Hoshin Kanri is the management system that usually underpins Lean services. It developed in Japan in the late 50’s and early 60’s, and Bridgestone Tyres described the system in detail in the mid-1960’s. Many companies use variants of it. Komatsu have a long-standing version, and the principles are widely used by many companies.
The main features of the system are that activities are aligned with strategic aims; that there is usually a focus on a few big objectives at any one time, often called ‘Hoshin’ or ‘breakthrough’ objectives; staff are involved in the planning, and in setting objectives, in a phase known as ‘catchball’ and objectives, and actions, work their way down to the team and individual level, still aligned with the original priorities. The system is often taken to include a component known as ‘daily management’, which includes maintaining standard work, identifying problems, and developing improvements. The whole thing works on a series of PDSA / PDCA cycles.

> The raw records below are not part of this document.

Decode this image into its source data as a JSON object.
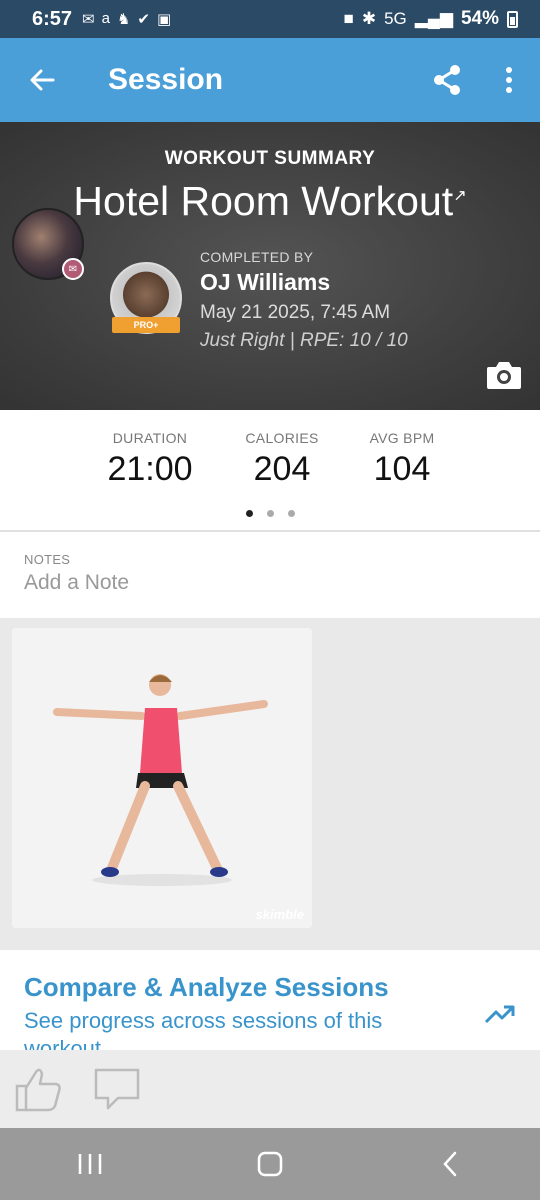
{
  "status_bar": {
    "time": "6:57",
    "icons": [
      "outlook-icon",
      "accessibility-text-icon",
      "steps-icon",
      "check-circle-icon",
      "image-icon"
    ],
    "network": "5G",
    "battery": "54%"
  },
  "app_bar": {
    "title": "Session"
  },
  "hero": {
    "label": "WORKOUT SUMMARY",
    "title": "Hotel Room Workout",
    "completed_by_label": "COMPLETED BY",
    "user_name": "OJ Williams",
    "pro_badge": "PRO+",
    "date": "May 21 2025, 7:45 AM",
    "rpe": "Just Right | RPE: 10 / 10"
  },
  "stats": [
    {
      "label": "DURATION",
      "value": "21:00"
    },
    {
      "label": "CALORIES",
      "value": "204"
    },
    {
      "label": "AVG BPM",
      "value": "104"
    }
  ],
  "pager": {
    "count": 3,
    "active_index": 0
  },
  "notes": {
    "label": "NOTES",
    "placeholder": "Add a Note"
  },
  "gallery": {
    "watermark": "skimble"
  },
  "compare": {
    "title": "Compare & Analyze Sessions",
    "subtitle": "See progress across sessions of this workout"
  },
  "colors": {
    "status_bar": "#2a4a66",
    "app_bar": "#4a9fd8",
    "accent": "#3a94cc",
    "hero_bg": "#3c3c3c",
    "pro_badge": "#f0a030",
    "top_shirt": "#f0506e"
  }
}
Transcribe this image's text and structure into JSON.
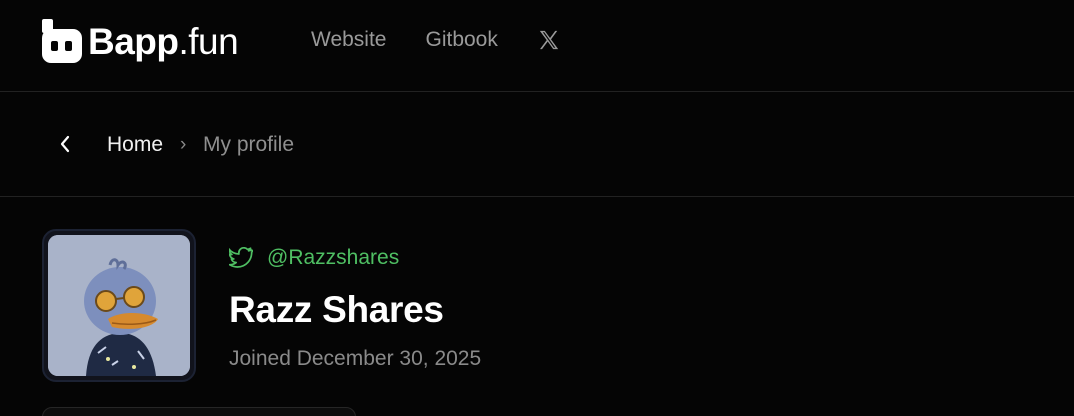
{
  "brand": {
    "name_bold": "Bapp",
    "name_rest": ".fun"
  },
  "nav": {
    "website": "Website",
    "gitbook": "Gitbook",
    "x_icon": "x-logo-icon"
  },
  "breadcrumb": {
    "back_icon": "chevron-left-icon",
    "home": "Home",
    "separator": "›",
    "current": "My profile"
  },
  "profile": {
    "twitter_icon": "twitter-bird-icon",
    "handle": "@Razzshares",
    "display_name": "Razz Shares",
    "joined": "Joined December 30, 2025",
    "handle_color": "#4fbf63"
  },
  "colors": {
    "background": "#050505",
    "divider": "#222222",
    "muted_text": "#8a8a8a"
  }
}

Randy Kesterson clearly knows a lot about Hoshin Kanri. His book breaks in to two main sections: a description of the process as applied to a company new to the method, and a section of interviews with experts on the method, divided in to themes. These two main sections are then followed by three appendices on methods (the differences between hoshin and traditional management, the use of relationship diagrams, and a section on the X-Matrix and A3).

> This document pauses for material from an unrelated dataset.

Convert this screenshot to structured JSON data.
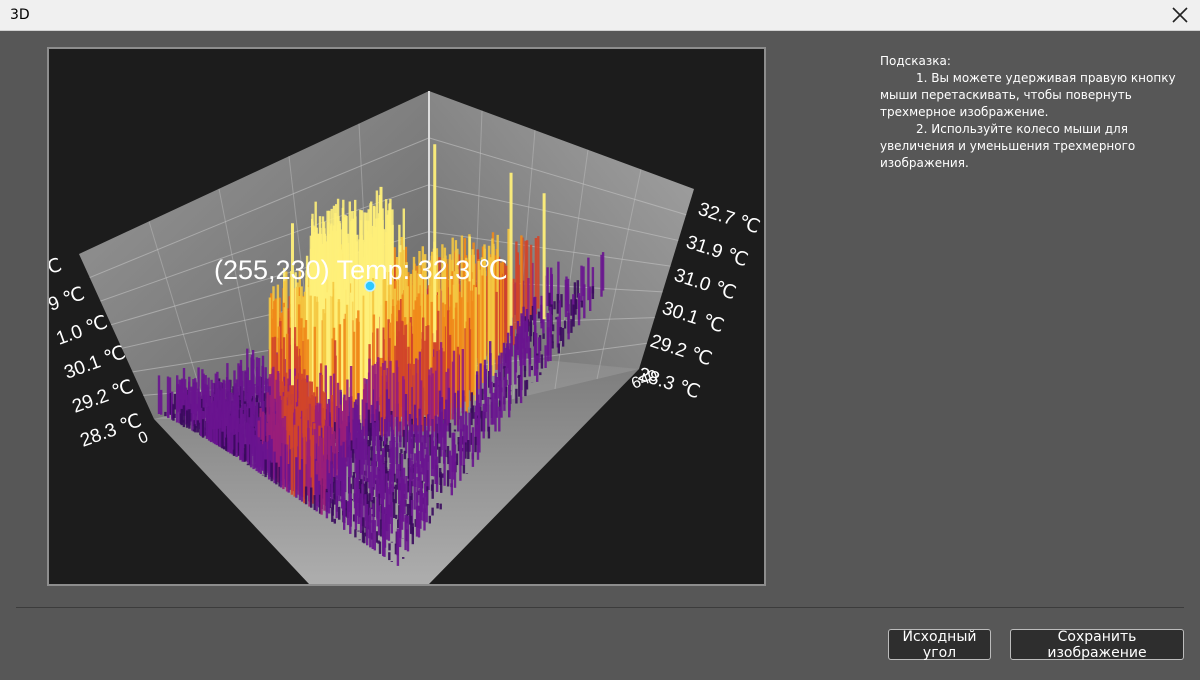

It is this structure that makes it an interesting book, but a tricky one to review. The opening section on applying Hoshin Kanri in a new situation is well done. It takes the principles and applies them in a sensible and pragmatic way, built around an imaginary series of working lunches in a company new to the method, and who want to get started. The descriptions are clear, and the language is appropriate to people who have not come across the concept before, or have heard of it, but do not yet know a great deal about it. I would be happy to hand it to someone as an introduction.

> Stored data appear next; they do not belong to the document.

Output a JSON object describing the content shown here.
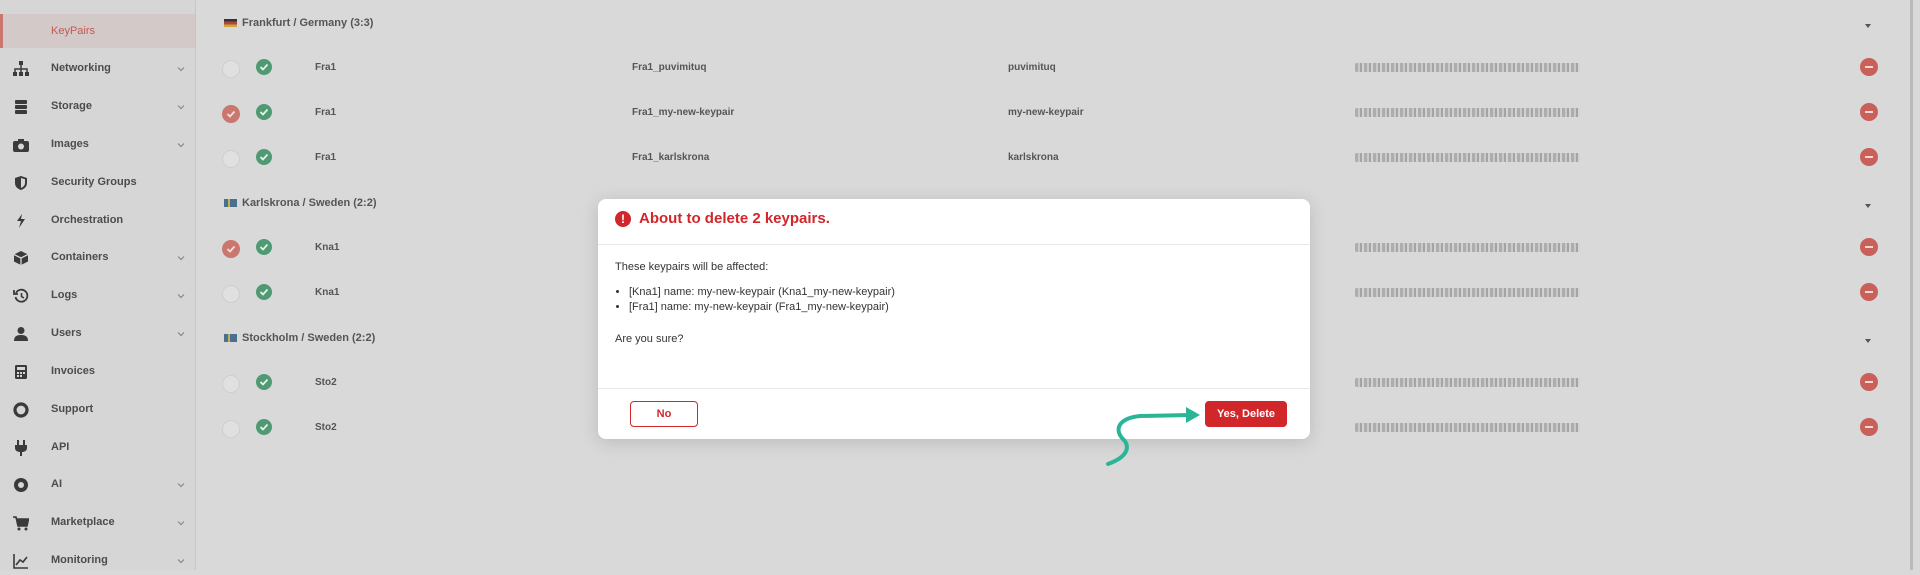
{
  "sidebar": {
    "active": "KeyPairs",
    "items": [
      {
        "label": "Networking",
        "icon": "network-icon",
        "chevron": true
      },
      {
        "label": "Storage",
        "icon": "storage-icon",
        "chevron": true
      },
      {
        "label": "Images",
        "icon": "camera-icon",
        "chevron": true
      },
      {
        "label": "Security Groups",
        "icon": "shield-icon",
        "chevron": false
      },
      {
        "label": "Orchestration",
        "icon": "orchestration-icon",
        "chevron": false
      },
      {
        "label": "Containers",
        "icon": "containers-icon",
        "chevron": true
      },
      {
        "label": "Logs",
        "icon": "history-icon",
        "chevron": true
      },
      {
        "label": "Users",
        "icon": "user-icon",
        "chevron": true
      },
      {
        "label": "Invoices",
        "icon": "invoice-icon",
        "chevron": false
      },
      {
        "label": "Support",
        "icon": "lifebuoy-icon",
        "chevron": false
      },
      {
        "label": "API",
        "icon": "plug-icon",
        "chevron": false
      },
      {
        "label": "AI",
        "icon": "ai-icon",
        "chevron": true
      },
      {
        "label": "Marketplace",
        "icon": "cart-icon",
        "chevron": true
      },
      {
        "label": "Monitoring",
        "icon": "chart-icon",
        "chevron": true
      }
    ]
  },
  "groups": [
    {
      "title": "Frankfurt / Germany (3:3)",
      "flag": "germany-flag-icon",
      "rows": [
        {
          "region": "Fra1",
          "full_name": "Fra1_puvimituq",
          "name": "puvimituq",
          "selected": false
        },
        {
          "region": "Fra1",
          "full_name": "Fra1_my-new-keypair",
          "name": "my-new-keypair",
          "selected": true
        },
        {
          "region": "Fra1",
          "full_name": "Fra1_karlskrona",
          "name": "karlskrona",
          "selected": false
        }
      ]
    },
    {
      "title": "Karlskrona / Sweden (2:2)",
      "flag": "sweden-flag-icon",
      "rows": [
        {
          "region": "Kna1",
          "full_name": "",
          "name": "",
          "selected": true
        },
        {
          "region": "Kna1",
          "full_name": "",
          "name": "",
          "selected": false
        }
      ]
    },
    {
      "title": "Stockholm / Sweden (2:2)",
      "flag": "sweden-flag-icon",
      "rows": [
        {
          "region": "Sto2",
          "full_name": "",
          "name": "",
          "selected": false
        },
        {
          "region": "Sto2",
          "full_name": "",
          "name": "",
          "selected": false
        }
      ]
    }
  ],
  "modal": {
    "title": "About to delete 2 keypairs.",
    "intro": "These keypairs will be affected:",
    "affected": [
      "[Kna1] name: my-new-keypair (Kna1_my-new-keypair)",
      "[Fra1] name: my-new-keypair (Fra1_my-new-keypair)"
    ],
    "confirm": "Are you sure?",
    "no_label": "No",
    "yes_label": "Yes, Delete"
  },
  "colors": {
    "danger": "#d1262a",
    "success": "#4f9a73",
    "annotation_arrow": "#2bb597"
  }
}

The second section, of thematic extracts from interviews with experts, is also well executed. It is not clear to me, however, that the market for it is the same as the first section. It will have made sense when it was planned: Kesterson is trying to expose readers to ideas from leading thinkers on the method, and from people with experience of using it in practice. There are a lot of concepts in these interviews that, while present in the introductory example, would benefit from more explanation. I could envisage using this interview section with a reading group on Lean that was looking at Hoshin Kanri, but it does feel like a step up from the first section in terms of technical experience.
The appendices bridge the gap to an extent, by providing information on some of the methods mentioned in the interview extracts. Despite this, it felt to me like a book that would have benefited from a section expanding on the opening example, before the dive in to the interview section.
As I noted at the start, this is a good book, but I felt it might struggle to find an audience because of the range of topics it covers. I enjoyed it, and I’m pleased I have read it, but I would be delighted to come across a longer book on Hoshin Kanri by Kesterson, that spanned the gaps in this volume. Kesterson obviously knows his stuff, and I hope he writes it – he can count me down as one customer.
If you have never come across the method before, the book is worth a look to read the opening chapters. I’d be tempted to then set it aside to read the interview section after some more research on the method, or to use the interview section as a springboard in to some of the other descriptions of Hoshin Kanri in practice.